KUBURKAN MENTALITAS BERAGAMA ALA FARISI



Matius 20:1-16

Di suatu jemaat adalah seorang Bapak yang sudah cukup tua, yang sejak masa mudanya terkenal sangat rajin beribadah. Jarang alpa beribadah. Biasanya ia datang lebih cepat dari yang lain bila ibadah pada hari minggu ke Gereja, dan duduk paling depan. Pada suatu Ibadah perayaan Natal tahun itu, Panitia mengadakan acara tambahan semacam acara unik, memberikan hadiah kepada warga jemaat yang dianggap memenuhi kriteria seperti yang disepakati oleh Panitia. Bertepatan pada tahun itu secara diam-diam panitia sepakat akan memberikan hadiah berupa lencana kepada warga Jemaat yang dianggap paling rajin beribadah sepanjang tahun itu dari januari hingga Desember.

Acara demi acara telah berlangsung. Dan tibalah acara kejutan yang tak diduga-duga oleh warga Jemaat. Sang pembawa acara meminta ijin sebentar sebelum acara perayaan ditutup: "Saudara-saudara, sebelum kita menutup acara ini, kami dari Panitia meminta waktu sebentar untuk mengumumkan pemenang yang akan menerima lencana dari panitia. Untuk tahun ini, yang berhak menerima lencana adalah warga jemaat yang dianggap paling rajin beribadah sepanjang tahun ini...." Semua warga jemaat tertegun seketika, sambil memandang kiri-kanan, saling tengok sana sini, siapa kira-kira gerangan yang berhak menerima lencana yang dimaksud.

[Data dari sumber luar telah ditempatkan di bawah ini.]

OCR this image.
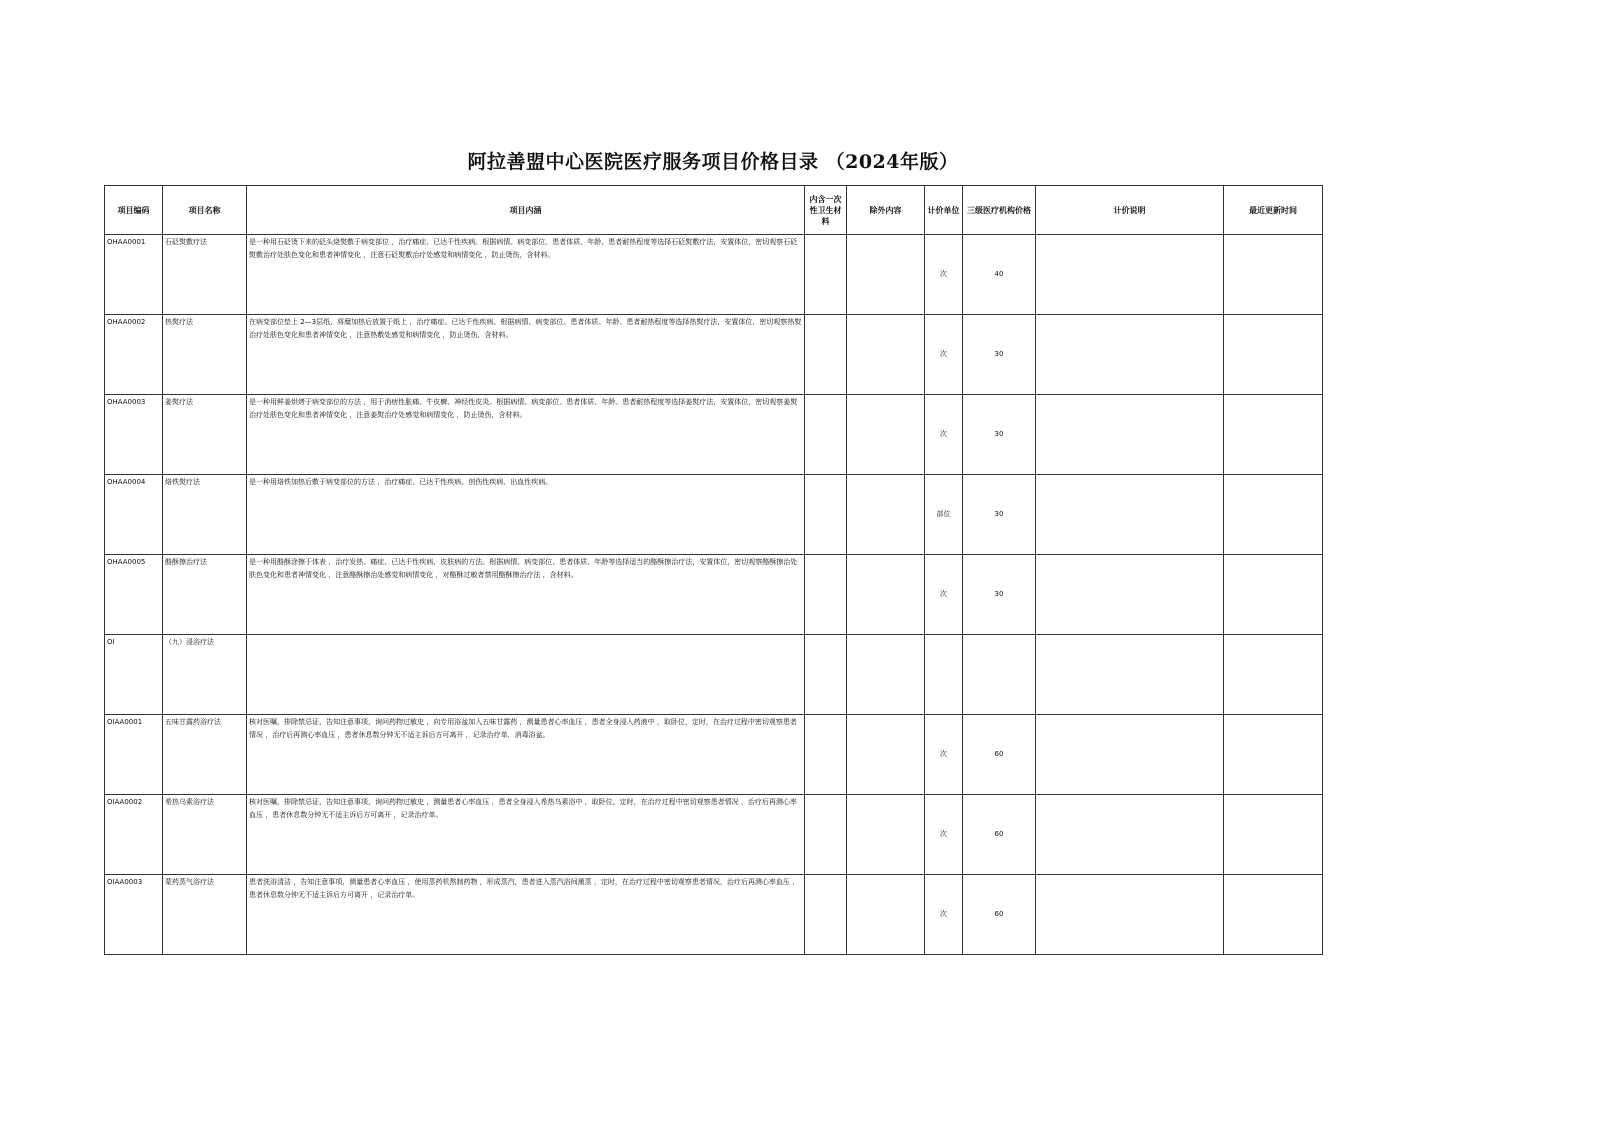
阿拉善盟中心医院医疗服务项目价格目录 （2024年版）
项目编码	项目名称	项目内涵	内含一次性卫生材料	除外内容	计价单位	三级医疗机构价格	计价说明	最近更新时间
OHAA0001	石砭熨敷疗法	是一种用石砭烫下来的砭头烧熨敷于病变部位 ，治疗痛症、已达千性疾病。根据病情、病变部位、患者体质、年龄、患者耐热程度等选择石砭熨敷疗法，安置体位，密切观察石砭熨敷治疗处肤色变化和患者神情变化 ，注意石砭熨敷治疗处感觉和病情变化 ，防止烫伤，含材料。			次	40		
OHAA0002	热熨疗法	在病变部位垫上 2—3层纸，将糜加热后放置于纸上 ，治疗痛症、已达千性疾病。根据病情、病变部位、患者体质、年龄、患者耐热程度等选择热熨疗法，安置体位，密切观察热熨治疗处肤色变化和患者神情变化 ，注意热敷处感觉和病情变化 ，防止烫伤，含材料。			次	30		
OHAA0003	姜熨疗法	是一种用鲜姜烘烤于病变部位的方法 ，用于消痞性胀痛、牛皮癣、神经性皮炎。根据病情、病变部位、患者体质、年龄、患者耐热程度等选择姜熨疗法，安置体位，密切观察姜熨治疗处肤色变化和患者神情变化 ，注意姜熨治疗处感觉和病情变化 ，防止烫伤，含材料。			次	30		
OHAA0004	烙铁熨疗法	是一种用烙铁加热后敷于病变部位的方法 ，治疗痛症、已达千性疾病、创伤性疾病、出血性疾病。			部位	30		
OHAA0005	酪酥擦治疗法	是一种用酪酥涂擦于体表 ，治疗发热、痛症、已达千性疾病、皮肤病的方法。根据病情、病变部位、患者体质、年龄等选择适当的酪酥擦治疗法，安置体位，密切观察酪酥擦治处肤色变化和患者神情变化 ，注意酪酥擦治处感觉和病情变化 ，对酪酥过敏者禁用酪酥擦治疗法 ，含材料。			次	30		
OI	（九）浸浴疗法							
OIAA0001	五味甘露药浴疗法	核对医嘱，排除禁忌证，告知注意事项，询问药物过敏史 ，向专用浴盆加入五味甘露药 ，测量患者心率血压 ，患者全身浸入药液中 ，取卧位，定时，在治疗过程中密切观察患者情况 ，治疗后再测心率血压 ，患者休息数分钟无不适主诉后方可离开 ，记录治疗单，消毒浴盆。			次	60		
OIAA0002	希热乌素浴疗法	核对医嘱，排除禁忌证，告知注意事项，询问药物过敏史 ，测量患者心率血压 ，患者全身浸入希热乌素浴中 ，取卧位，定时，在治疗过程中密切观察患者情况 ，治疗后再测心率血压 ，患者休息数分钟无不适主诉后方可离开 ，记录治疗单。			次	60		
OIAA0003	蒙药蒸气浴疗法	患者洗浴清洁 ，告知注意事项，测量患者心率血压 ，使用蒸药机熬制药物 ，形成蒸汽，患者进入蒸汽浴间熏蒸 ，定时，在治疗过程中密切观察患者情况，治疗后再测心率血压 ，患者休息数分钟无不适主诉后方可离开 ，记录治疗单。			次	60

Pembawa acara melanjutkan pembicaraan: "Untuk tahun ini, berdasarkan kesepakatan Panitia, lencana ini akan diberikan kepada Bapak "Anu"! (namanya disebutkan oleh Panitia). Benar saja, Bapak yang terkenal rajin beribadah ini dipanggil namanya dan diminta maju ke depan untuk disematkan lencana oleh Panitia. Tepuk tangan meriah gegap gempita memecah keheningan sebelumnya karena telah diketahui siapa sang penerima lencana. lencana pun disematkan oleh Panitia. Di penghujung acara, panitia berpesan bahwa kerajinan Bapak ini beribadah perlu diteladani oleh warga jemaat lainnya.

Kisah tentang lencana yang diterima oleh Bapak ini semakin menarik saja. Menjadi buah bibir warga jemaat. Pasalnya pada ibadah minggu berikutnya Bapak ini tetap mengenakan lencana yang disematkan di dada. Bukan hanya pada minggu itu saja, tetapi pada minggu berikutnya dan berikutnya selalu mengenakan lencana. Dia terlihat semakin GR (Gede Rasa) dengan lencana yang ada. Sayangnya, ketika kerja bakti membersihkan parit keliling gereja, bapak ini tak ada. Demikian pun ketika pengumpulan uang untuk mengganti atap Gereja yang bocor, bapak ini tak terlibat di dalamnya. Tapi bila soal kehadiran beribadah, bapak ini jagonya. Panitia (walau telah dibubarkan) bersama dengan Majelis yang ada cukup risih dengan sikap Bapak ini terhadap warga jemaat lainnya.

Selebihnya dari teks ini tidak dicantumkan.